Rio de Janeiro, Brazil – One night about a year ago, Leandro Mota Generoso was sleeping on a street in downtown Rio de Janeiro when he felt something jagged strike his face.
Somebody, he didn’t see the person, but believes it was a resident in the neighbourhood, had slashed his nose with broken glass from a bottle. He woke up in a pool of blood.
“I can’t sleep at night any more,” said Generoso, 23, who has been homeless since his grandfather, who was raising him, died five years ago. “To many people, we are rats, garbage or whatever thing.”
“That is the reality and now there are many more homeless in the streets,” he added.
A year after Rio de Janeiro hosted the Olympic Games, a grinding economic crisis has led to an influx of thousands of homeless people, creating a climate of tension that city officials are scrambling to address.
Warm temperatures and kilometres of beaches have long made Brazil’s most famous city a place with a large street population.
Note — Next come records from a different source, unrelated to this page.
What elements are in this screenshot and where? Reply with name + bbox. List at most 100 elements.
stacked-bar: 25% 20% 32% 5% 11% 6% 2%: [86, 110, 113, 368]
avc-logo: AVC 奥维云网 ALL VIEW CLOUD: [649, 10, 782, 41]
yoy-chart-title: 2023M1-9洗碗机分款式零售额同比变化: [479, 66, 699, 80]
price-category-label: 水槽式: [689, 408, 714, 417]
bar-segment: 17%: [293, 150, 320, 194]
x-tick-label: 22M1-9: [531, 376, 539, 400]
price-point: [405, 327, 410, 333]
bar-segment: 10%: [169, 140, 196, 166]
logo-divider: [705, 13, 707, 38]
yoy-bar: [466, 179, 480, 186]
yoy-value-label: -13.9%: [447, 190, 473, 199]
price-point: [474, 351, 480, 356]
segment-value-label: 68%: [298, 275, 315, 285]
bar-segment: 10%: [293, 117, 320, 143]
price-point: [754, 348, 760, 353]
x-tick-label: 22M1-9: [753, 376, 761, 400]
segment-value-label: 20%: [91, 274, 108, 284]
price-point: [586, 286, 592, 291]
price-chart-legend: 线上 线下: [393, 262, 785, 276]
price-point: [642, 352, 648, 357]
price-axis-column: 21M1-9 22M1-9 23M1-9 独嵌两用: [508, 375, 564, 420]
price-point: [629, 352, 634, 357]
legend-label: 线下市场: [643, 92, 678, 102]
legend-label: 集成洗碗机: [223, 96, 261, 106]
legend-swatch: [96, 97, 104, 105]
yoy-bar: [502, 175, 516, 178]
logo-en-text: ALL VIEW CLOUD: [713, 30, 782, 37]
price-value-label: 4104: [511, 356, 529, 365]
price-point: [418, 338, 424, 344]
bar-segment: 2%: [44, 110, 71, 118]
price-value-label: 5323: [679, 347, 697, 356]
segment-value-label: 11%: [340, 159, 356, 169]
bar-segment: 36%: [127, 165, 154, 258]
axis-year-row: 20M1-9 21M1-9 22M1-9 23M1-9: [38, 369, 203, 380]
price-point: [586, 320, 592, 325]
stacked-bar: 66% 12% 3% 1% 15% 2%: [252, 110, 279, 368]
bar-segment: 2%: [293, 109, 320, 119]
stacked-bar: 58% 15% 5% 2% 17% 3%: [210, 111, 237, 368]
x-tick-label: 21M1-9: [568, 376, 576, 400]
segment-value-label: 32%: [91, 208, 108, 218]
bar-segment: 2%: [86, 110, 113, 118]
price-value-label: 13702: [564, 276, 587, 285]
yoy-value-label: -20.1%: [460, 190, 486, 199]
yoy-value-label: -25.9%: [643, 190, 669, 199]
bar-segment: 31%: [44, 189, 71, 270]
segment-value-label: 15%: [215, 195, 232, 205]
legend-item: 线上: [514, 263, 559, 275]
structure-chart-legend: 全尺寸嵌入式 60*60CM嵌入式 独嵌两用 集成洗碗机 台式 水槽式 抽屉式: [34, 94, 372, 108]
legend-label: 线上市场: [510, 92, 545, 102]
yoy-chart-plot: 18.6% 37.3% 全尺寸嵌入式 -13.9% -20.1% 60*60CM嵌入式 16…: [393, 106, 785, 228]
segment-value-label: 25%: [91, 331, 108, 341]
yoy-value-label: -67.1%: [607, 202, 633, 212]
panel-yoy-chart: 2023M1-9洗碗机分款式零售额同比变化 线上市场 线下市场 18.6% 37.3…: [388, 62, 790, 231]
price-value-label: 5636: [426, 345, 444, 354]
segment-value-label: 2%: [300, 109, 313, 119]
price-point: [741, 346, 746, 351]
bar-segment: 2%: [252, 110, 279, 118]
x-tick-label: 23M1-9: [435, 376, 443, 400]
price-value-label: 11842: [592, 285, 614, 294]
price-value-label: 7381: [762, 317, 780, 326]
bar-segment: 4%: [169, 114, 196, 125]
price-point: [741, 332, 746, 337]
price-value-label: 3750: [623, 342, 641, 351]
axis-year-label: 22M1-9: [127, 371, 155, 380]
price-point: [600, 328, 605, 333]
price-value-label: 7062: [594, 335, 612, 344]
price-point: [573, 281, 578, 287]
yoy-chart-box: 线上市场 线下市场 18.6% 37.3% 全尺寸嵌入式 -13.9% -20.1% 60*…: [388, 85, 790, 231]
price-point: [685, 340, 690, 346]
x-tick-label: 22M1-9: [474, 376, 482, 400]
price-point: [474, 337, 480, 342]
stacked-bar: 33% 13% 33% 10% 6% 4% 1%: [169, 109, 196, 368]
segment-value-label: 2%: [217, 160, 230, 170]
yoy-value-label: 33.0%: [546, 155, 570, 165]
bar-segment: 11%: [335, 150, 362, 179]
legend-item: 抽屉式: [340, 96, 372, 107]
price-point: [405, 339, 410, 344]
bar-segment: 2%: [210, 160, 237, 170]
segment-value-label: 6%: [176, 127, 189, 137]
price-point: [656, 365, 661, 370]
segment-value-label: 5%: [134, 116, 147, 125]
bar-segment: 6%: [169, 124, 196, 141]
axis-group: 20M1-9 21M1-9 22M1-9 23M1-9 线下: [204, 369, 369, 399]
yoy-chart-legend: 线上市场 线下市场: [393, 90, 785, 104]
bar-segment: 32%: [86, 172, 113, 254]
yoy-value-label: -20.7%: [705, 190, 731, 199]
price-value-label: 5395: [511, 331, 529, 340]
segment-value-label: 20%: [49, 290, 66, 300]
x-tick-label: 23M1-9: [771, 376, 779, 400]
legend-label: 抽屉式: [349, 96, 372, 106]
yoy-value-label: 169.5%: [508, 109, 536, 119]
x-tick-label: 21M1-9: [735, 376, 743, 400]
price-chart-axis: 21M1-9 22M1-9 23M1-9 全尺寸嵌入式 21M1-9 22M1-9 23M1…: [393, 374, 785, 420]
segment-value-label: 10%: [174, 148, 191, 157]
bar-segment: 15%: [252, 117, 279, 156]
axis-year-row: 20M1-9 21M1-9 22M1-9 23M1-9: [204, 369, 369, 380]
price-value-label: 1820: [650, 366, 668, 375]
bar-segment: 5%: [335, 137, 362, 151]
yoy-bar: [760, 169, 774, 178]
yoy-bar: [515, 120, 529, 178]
But city officials say it’s more than tripled in the last few years to an estimated 15,000 people.
Today’s homeless in Rio include thousands who came from other states for work before the 2014 World Cup and 2016 Rio Olympics and subsequently lost their jobs.
“Rio de Janeiro is facing the worst possible scenario when it comes to the homeless,” said Pedro Fernandes, the city’s secretary of social assistance and human rights. “We have never had such a large number in the streets.”
The city has launched an initiative to spruce up shelters and persuade more homeless people to use them. Many shun shelters because they often have strict rules and, by the city’s own acknowledgement, have fallen into disrepair, with infestations of bugs and filthy bathrooms.
“You may go into a shelter healthy, but then how will you come out?” said Nancy Gouveia, a 49-year-old who has been on the streets three years.